The fast-growing sport of hound agility has become one of the more popular happenings at displays like Westminster and a welcome alternative for the persons who speculate conformation establishes are archaic and outmoded
The sport of pup agility is easy to comprehend for a first-time spectator. The objective is simple: Unleashed bird-dogs negotiate a serpentine obstacle course- clearing a series of hops, weaving their road around poles, darting through passages, impediment through tires, sprinting up and down ramps and a teeter-totter- as quickly as possible under the guidance of their handler, who can rely only on tone clues and body language.
At the highest form it’s dressage on uppers, marrying the human-animal bond and precision of equestrian plays with the frenetic pace and intrinsic volatility of alpine skiing, where the margins that separate first place and cataclysm are often down to hair-trigger decisions imperceptible to the untrained eye. To the unfamiliar, it can seem like magic.

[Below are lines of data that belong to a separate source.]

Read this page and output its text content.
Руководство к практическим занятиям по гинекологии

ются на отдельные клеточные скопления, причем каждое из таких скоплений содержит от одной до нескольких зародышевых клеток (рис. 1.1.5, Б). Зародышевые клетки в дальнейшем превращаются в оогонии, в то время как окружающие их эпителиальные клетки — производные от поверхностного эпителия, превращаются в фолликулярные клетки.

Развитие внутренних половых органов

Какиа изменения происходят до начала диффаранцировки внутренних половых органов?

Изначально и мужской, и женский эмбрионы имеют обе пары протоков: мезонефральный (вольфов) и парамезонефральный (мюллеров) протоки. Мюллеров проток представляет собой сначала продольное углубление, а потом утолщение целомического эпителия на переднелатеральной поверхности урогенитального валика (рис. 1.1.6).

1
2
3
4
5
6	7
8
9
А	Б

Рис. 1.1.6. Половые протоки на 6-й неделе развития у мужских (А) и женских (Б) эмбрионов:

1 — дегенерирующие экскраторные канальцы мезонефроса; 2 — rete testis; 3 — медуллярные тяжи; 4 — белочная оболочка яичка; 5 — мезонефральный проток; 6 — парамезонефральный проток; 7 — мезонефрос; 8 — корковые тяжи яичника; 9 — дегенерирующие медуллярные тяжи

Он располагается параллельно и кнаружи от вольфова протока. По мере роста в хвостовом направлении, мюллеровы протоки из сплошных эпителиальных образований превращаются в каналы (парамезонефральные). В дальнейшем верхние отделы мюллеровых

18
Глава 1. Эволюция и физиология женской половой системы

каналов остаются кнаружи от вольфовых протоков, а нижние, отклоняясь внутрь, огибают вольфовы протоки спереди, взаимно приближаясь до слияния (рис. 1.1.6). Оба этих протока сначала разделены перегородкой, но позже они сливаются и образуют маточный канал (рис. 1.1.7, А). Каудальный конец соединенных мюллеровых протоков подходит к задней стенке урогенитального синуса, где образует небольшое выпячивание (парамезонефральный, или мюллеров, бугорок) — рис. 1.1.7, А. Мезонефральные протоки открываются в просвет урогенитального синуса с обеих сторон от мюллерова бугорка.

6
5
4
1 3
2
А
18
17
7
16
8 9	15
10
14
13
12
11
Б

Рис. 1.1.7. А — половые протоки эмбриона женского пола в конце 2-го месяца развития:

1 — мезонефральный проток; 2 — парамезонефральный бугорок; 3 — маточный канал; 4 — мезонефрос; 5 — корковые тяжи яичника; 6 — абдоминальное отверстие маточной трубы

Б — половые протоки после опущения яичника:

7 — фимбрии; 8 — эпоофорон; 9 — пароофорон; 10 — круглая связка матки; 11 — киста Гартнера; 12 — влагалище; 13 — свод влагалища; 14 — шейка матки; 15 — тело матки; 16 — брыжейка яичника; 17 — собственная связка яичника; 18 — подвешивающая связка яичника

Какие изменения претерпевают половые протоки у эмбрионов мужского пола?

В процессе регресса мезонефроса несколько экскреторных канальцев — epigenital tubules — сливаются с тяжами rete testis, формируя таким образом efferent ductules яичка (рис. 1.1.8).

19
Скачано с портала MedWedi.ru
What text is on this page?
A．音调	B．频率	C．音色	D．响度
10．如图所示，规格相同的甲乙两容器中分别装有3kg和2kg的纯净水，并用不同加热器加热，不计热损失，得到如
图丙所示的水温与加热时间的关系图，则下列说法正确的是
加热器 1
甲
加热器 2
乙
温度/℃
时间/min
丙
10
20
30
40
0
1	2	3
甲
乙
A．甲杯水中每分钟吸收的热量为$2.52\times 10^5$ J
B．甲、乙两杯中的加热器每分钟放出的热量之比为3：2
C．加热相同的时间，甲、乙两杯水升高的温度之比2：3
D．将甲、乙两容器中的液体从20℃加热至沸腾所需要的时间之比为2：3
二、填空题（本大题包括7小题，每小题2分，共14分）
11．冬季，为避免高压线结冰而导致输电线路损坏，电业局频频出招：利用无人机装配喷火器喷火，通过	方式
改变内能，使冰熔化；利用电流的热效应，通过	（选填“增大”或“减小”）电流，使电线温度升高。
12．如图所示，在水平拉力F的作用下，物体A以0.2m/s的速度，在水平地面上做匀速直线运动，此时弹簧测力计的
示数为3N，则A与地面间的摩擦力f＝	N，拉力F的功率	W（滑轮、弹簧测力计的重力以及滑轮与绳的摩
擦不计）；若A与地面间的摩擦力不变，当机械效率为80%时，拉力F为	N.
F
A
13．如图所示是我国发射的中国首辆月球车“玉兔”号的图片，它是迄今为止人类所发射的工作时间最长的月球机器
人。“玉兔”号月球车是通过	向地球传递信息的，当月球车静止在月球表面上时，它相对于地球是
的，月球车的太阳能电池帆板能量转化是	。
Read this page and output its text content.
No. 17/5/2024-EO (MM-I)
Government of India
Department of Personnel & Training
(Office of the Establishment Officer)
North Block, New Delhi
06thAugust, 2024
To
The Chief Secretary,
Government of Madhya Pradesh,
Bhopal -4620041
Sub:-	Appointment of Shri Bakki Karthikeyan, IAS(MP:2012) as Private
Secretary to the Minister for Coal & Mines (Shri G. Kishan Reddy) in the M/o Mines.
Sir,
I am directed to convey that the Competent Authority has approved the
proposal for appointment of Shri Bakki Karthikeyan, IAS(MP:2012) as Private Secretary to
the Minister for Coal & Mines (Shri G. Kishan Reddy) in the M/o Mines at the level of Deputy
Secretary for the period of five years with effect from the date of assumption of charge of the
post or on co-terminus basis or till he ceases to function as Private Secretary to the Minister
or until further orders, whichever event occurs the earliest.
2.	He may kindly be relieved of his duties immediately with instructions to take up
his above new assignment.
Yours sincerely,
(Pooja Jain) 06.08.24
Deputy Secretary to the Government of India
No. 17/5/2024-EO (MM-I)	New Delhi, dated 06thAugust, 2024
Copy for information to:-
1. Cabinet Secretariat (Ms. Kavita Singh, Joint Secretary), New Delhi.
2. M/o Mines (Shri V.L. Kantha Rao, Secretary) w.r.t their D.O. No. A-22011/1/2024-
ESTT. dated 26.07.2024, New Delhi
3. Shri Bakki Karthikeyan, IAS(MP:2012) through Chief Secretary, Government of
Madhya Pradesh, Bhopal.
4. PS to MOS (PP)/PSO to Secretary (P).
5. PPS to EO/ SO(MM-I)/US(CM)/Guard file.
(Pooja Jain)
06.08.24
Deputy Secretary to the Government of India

It’s not hard to see why this fast-paced and eminently televisable sight of just restraint chaos has fast become one of the most popular occurrences of the Westminster Kennel Club dog show in the seven years since it was first added to the program- and a welcome alternative for the persons who feel traditional conformation demo, where pups are adjudicated almost entirely on their figure, are archaic and outmoded.
The introduction of an agility competition to Westminster tagged a step forward for this emerging sport and few teaches have since made a bigger impact on the US scene than Perry DeWitt and Jessica Ajoux, who live together in the Philadelphia suburb of Wyncote alongside two of America’s most famous canine players: their own borders collies Verb and Fame.